Top-Ökonomen: Neue Konjunkturprognose: Die Wirtschaftsweisen kämpfen mit Differenzen
Die Wirtschaftsweisen haben ihre Konjunkturprognose vorgestellt. Es ist der erste gemeinsame Auftritt des Sachverständigenrats für Wirtschaft nach einem öffentlichen Krach.
Als an diesem Mittwochnachmittag der Sachverständigenrat Wirtschaft zusammenkommt, um seine Konjunkturprognose vorzustellen, scheint in Berlin die Frühlingssonne. Für die wirtschaftliche Entwicklung ist die Aussicht dagegen eher trübe: Weiterhin präge eine schwache gesamtwirtschaftliche Nachfrage Deutschlands Konjunktur, urteilen die sogenannten Wirtschaftsweisen. "Die privaten Haushalte konsumieren aktuell noch zurückhaltend, die Industrie und die Baubranche verzeichnen nur geringfügig neue Aufträge", erklärte Ratsmitglied Martin Werding.

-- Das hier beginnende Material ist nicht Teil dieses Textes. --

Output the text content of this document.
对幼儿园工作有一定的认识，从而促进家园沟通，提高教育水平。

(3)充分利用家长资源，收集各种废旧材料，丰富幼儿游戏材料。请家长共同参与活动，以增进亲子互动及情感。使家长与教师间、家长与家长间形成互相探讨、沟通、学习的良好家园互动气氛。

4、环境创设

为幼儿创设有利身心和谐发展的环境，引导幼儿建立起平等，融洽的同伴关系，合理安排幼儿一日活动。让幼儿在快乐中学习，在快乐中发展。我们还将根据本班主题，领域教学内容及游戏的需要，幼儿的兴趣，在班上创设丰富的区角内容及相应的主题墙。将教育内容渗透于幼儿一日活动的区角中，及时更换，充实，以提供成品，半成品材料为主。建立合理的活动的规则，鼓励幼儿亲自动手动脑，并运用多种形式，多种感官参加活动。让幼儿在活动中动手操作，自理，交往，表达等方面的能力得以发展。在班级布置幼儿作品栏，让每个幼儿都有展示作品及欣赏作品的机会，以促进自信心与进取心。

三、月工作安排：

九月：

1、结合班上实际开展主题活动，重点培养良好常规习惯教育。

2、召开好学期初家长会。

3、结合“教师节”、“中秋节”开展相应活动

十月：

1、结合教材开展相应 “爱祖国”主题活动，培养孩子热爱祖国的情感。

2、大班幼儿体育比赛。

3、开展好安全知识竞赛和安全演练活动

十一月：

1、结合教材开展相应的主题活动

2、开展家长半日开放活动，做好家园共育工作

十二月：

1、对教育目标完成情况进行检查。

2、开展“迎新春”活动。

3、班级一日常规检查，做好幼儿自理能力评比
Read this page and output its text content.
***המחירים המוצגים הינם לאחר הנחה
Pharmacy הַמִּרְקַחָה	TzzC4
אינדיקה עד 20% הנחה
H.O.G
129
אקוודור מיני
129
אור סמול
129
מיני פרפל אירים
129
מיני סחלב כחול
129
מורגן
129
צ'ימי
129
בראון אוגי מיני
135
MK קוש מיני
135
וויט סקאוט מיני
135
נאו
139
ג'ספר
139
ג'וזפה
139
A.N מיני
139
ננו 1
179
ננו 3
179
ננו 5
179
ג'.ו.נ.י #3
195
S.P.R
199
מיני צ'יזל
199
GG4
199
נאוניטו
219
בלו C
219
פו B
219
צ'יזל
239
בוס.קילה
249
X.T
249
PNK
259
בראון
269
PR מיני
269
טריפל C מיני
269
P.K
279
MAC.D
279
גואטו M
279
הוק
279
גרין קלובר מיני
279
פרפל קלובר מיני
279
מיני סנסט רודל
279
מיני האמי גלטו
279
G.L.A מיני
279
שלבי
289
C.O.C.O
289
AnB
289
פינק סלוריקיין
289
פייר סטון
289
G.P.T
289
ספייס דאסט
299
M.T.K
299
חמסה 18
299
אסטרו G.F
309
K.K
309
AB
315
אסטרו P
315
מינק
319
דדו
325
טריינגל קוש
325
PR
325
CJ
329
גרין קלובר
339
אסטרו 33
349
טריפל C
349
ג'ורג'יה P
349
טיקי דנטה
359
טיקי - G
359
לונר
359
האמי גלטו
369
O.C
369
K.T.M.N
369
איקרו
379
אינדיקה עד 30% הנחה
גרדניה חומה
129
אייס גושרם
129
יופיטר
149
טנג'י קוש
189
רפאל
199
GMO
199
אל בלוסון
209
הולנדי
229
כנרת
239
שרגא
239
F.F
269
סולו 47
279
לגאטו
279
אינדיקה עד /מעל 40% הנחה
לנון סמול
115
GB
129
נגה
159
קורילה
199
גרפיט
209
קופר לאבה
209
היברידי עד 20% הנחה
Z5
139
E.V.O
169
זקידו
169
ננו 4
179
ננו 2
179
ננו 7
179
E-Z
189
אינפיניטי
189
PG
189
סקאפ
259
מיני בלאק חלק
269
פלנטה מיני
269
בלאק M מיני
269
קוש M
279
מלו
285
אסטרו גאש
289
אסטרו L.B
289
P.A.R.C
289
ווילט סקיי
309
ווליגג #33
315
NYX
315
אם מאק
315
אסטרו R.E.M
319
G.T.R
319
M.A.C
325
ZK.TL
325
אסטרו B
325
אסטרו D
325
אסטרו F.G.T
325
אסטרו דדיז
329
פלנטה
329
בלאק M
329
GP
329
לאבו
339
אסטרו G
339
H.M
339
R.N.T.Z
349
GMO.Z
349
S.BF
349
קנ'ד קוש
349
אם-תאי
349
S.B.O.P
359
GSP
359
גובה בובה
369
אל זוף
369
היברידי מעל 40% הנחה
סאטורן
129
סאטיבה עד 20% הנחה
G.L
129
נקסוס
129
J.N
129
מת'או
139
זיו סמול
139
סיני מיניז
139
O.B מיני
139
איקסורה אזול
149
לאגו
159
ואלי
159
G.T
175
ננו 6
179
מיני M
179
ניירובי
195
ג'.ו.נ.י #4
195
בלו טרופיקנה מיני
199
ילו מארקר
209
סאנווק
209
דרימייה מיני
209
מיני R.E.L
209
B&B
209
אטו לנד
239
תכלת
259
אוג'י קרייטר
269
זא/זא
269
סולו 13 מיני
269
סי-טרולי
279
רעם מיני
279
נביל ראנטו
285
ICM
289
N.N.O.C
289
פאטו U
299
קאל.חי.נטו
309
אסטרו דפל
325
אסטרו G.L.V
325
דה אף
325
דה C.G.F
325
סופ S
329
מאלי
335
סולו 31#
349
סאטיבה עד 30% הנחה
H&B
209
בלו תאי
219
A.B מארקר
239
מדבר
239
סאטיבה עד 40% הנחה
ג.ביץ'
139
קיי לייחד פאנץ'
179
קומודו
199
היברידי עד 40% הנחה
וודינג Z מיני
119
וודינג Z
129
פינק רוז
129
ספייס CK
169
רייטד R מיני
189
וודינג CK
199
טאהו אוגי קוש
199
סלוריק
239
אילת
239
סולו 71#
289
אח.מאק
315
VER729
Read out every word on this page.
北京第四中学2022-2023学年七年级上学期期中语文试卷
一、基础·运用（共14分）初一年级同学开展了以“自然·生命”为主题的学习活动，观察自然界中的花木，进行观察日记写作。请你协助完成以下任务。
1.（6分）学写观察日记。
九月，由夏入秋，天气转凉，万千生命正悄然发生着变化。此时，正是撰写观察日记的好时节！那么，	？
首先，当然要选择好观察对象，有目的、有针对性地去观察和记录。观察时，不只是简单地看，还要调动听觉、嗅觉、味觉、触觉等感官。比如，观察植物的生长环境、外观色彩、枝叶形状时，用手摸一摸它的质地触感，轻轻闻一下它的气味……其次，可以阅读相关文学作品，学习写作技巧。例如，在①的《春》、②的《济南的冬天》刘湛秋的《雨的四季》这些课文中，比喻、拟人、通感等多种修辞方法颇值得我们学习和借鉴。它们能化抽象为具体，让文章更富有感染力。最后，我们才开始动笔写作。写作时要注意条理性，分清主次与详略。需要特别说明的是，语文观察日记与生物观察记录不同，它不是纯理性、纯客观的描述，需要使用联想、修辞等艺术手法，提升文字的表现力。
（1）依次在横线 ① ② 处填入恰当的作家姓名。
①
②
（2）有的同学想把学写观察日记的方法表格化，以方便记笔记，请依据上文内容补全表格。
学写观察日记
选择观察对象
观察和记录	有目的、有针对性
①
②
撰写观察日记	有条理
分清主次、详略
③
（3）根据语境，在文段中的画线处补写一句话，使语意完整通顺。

Das fünfköpfige Gremium senkt deshalb seine Erwartungen: Für dieses Jahr sagt der Sachverständigenrat nur ein geringes Wachstum des Bruttoinlandsprodukts (BIP) von 0,2 Prozent voraus – statt der erwarteten 0,7 Prozent. "Das sind schlechte Zahlen", so Werding. Man erwarte allerdings, dass die deutsche Wirtschaft im Jahresverlauf etwas an Fahrt aufnehme. Im kommenden Jahr soll die deutsche Volkswirtschaft dann um 0,9 Prozent wachsen. Damit weicht die Prognose geringfügig von der Vorhersage der Regierung ab, die die Wachstumserwartung für Deutschland im Jahr 2024 moderat auf 0,3 Prozent erhöht hat und das Wachstum des BIP für 2025 auf ein Prozent einschätzt.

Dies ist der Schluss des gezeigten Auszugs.